Il prof. Maurizio Servili, punto di riferimento nella ricerca per il settore olivicolo-oleario, mette il punto esclamativo sui risultati che si stanno ottenendo con il progetto Olive Hub, uno dei pochi studi pluriennali applicativi di miglioramento genetico fatti in Italia negli ultimi decenni, che sta dando risultati molto interessanti e promettenti. Un progetto che ha permesso di individuare nuovi genotipi con ottime capacità in termini di adattamento climatico e resistenza alle fitopatie, portato avanti insieme al collega prof. Franco Famiani – entrambi dell’Università di Perugia – la ricercatrice del Cnr Luciana Baldoni ed il sostegno del gruppo Farchioni.

Maurizio Servili

 Professore, addirittura contenuti in olio del 30%?
“Sì, tra i genotipi selezionati dalla dott.ssa Baldoni, nuovi o tradizionali, vi è stato anche un caso che ha registrato una resa così elevata. In generale ve ne sono diversi con percentuali di contenuto in olio significativi. Siamo ancora nel campo della sperimentazione, ma alcuni risultati sembrano promettenti, con l’aggiunta di una precoce entrata in produzione, anche dopo 2 o 3 anni”.

Di che genotipi si tratta?
“Sono genotipi che nascono da incroci di diverse varietà, spesso recuperati nel territorio umbro, visto che è una ricerca che è stata prodotta in questa regione. L’attività di studio ha permesso la caratterizzazione genetica fenotipica e compositiva in termini di olio prodotto, di genotipi tradizionali spesso non precedentemente caratterizzati e nuovi genotipi ottenuti da incrocio”.

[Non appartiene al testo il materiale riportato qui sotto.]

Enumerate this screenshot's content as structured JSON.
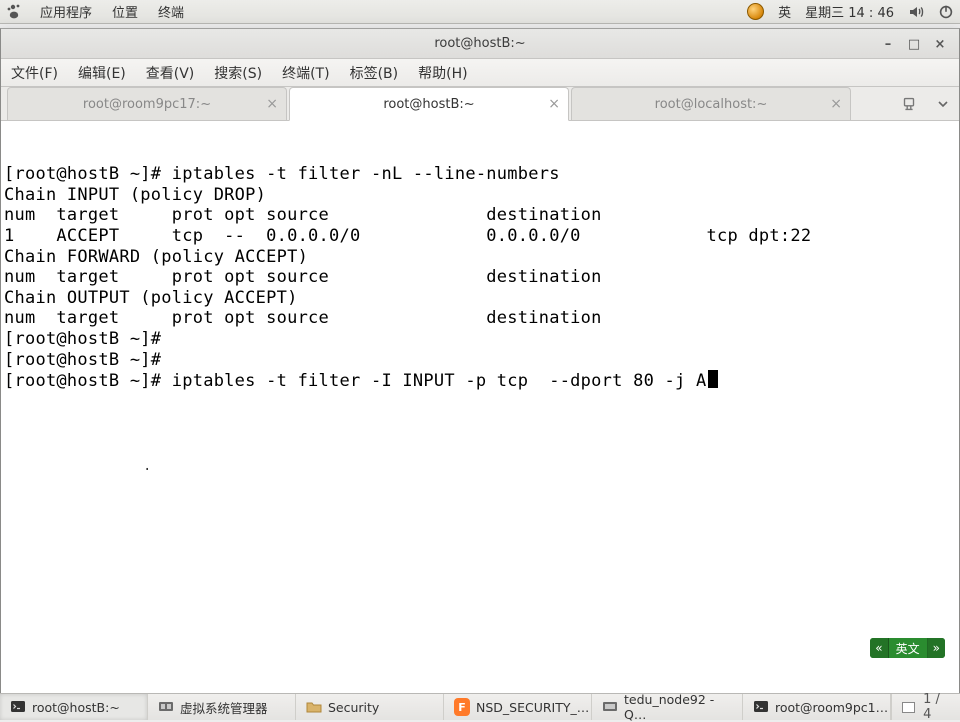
{
  "topbar": {
    "apps": "应用程序",
    "places": "位置",
    "terminal": "终端",
    "lang": "英",
    "date": "星期三 14 : 46"
  },
  "window": {
    "title": "root@hostB:~",
    "menu": {
      "file": "文件(F)",
      "edit": "编辑(E)",
      "view": "查看(V)",
      "search": "搜索(S)",
      "terminal": "终端(T)",
      "tabs_menu": "标签(B)",
      "help": "帮助(H)"
    },
    "tabs": [
      {
        "label": "root@room9pc17:~",
        "active": false
      },
      {
        "label": "root@hostB:~",
        "active": true
      },
      {
        "label": "root@localhost:~",
        "active": false
      }
    ]
  },
  "terminal_lines": [
    "[root@hostB ~]# iptables -t filter -nL --line-numbers",
    "Chain INPUT (policy DROP)",
    "num  target     prot opt source               destination",
    "1    ACCEPT     tcp  --  0.0.0.0/0            0.0.0.0/0            tcp dpt:22",
    "",
    "Chain FORWARD (policy ACCEPT)",
    "num  target     prot opt source               destination",
    "",
    "Chain OUTPUT (policy ACCEPT)",
    "num  target     prot opt source               destination",
    "[root@hostB ~]#",
    "[root@hostB ~]#",
    "[root@hostB ~]# iptables -t filter -I INPUT -p tcp  --dport 80 -j A"
  ],
  "ime": {
    "arrow": "«",
    "label": "英文",
    "chev": "»"
  },
  "taskbar": {
    "items": [
      {
        "label": "root@hostB:~",
        "icon": "terminal"
      },
      {
        "label": "虚拟系统管理器",
        "icon": "vm"
      },
      {
        "label": "Security",
        "icon": "folder"
      },
      {
        "label": "NSD_SECURITY_…",
        "icon": "firefox"
      },
      {
        "label": "tedu_node92 - Q…",
        "icon": "vm"
      },
      {
        "label": "root@room9pc1…",
        "icon": "terminal"
      }
    ],
    "pager": "1 / 4"
  }
}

Quando saranno disponibili?
“In sede di presentazione è stato detto che sono stati 1.700 i genotipi individuati nel corso degli anni e, dopo un processo di selezione, ci si è indirizzati su 10 varietà autoctone e 10 da nuovi genotipi da incrocio che sembrano, allo stato attuale della sperimentazione, le più promettenti, ma su cui sono in corso ulteriori studi e la cui distribuzione agli olivicoltori è prevista nel medio periodo”.

Solo in Umbria?
“No, assolutamente. Sarà anzi interessante sperimentare tali varietà anche in altre regioni, a partire da Puglia e Sicilia”.

Ma non si rischia di perdere l’identità territoriale della varietà?
“Parliamo sempre di varietà italiane e questo è l’importante. Già oggi troviamo la pugliese Coratina o la calabrese Carolea coltivate in molte altre regioni d’Italia. Io stesso ho una Nocellara del Belice nel mio oliveto in Umbria e devo dire che mi produce ogni anno, a differenza delle varietà autoctone che spesso mostrano alternanza di produzione. Quello che mi preme sottolineare, piuttosto è che qui si sta realizzando qualcosa di innovativo nel panorama olivicolo nazionale. Ad eccezione del lavoro svolto dal prof. Salvatore Camposeo con i superintensivi, è dai tempi di Fontanazza che non si producevano nuove varietà”.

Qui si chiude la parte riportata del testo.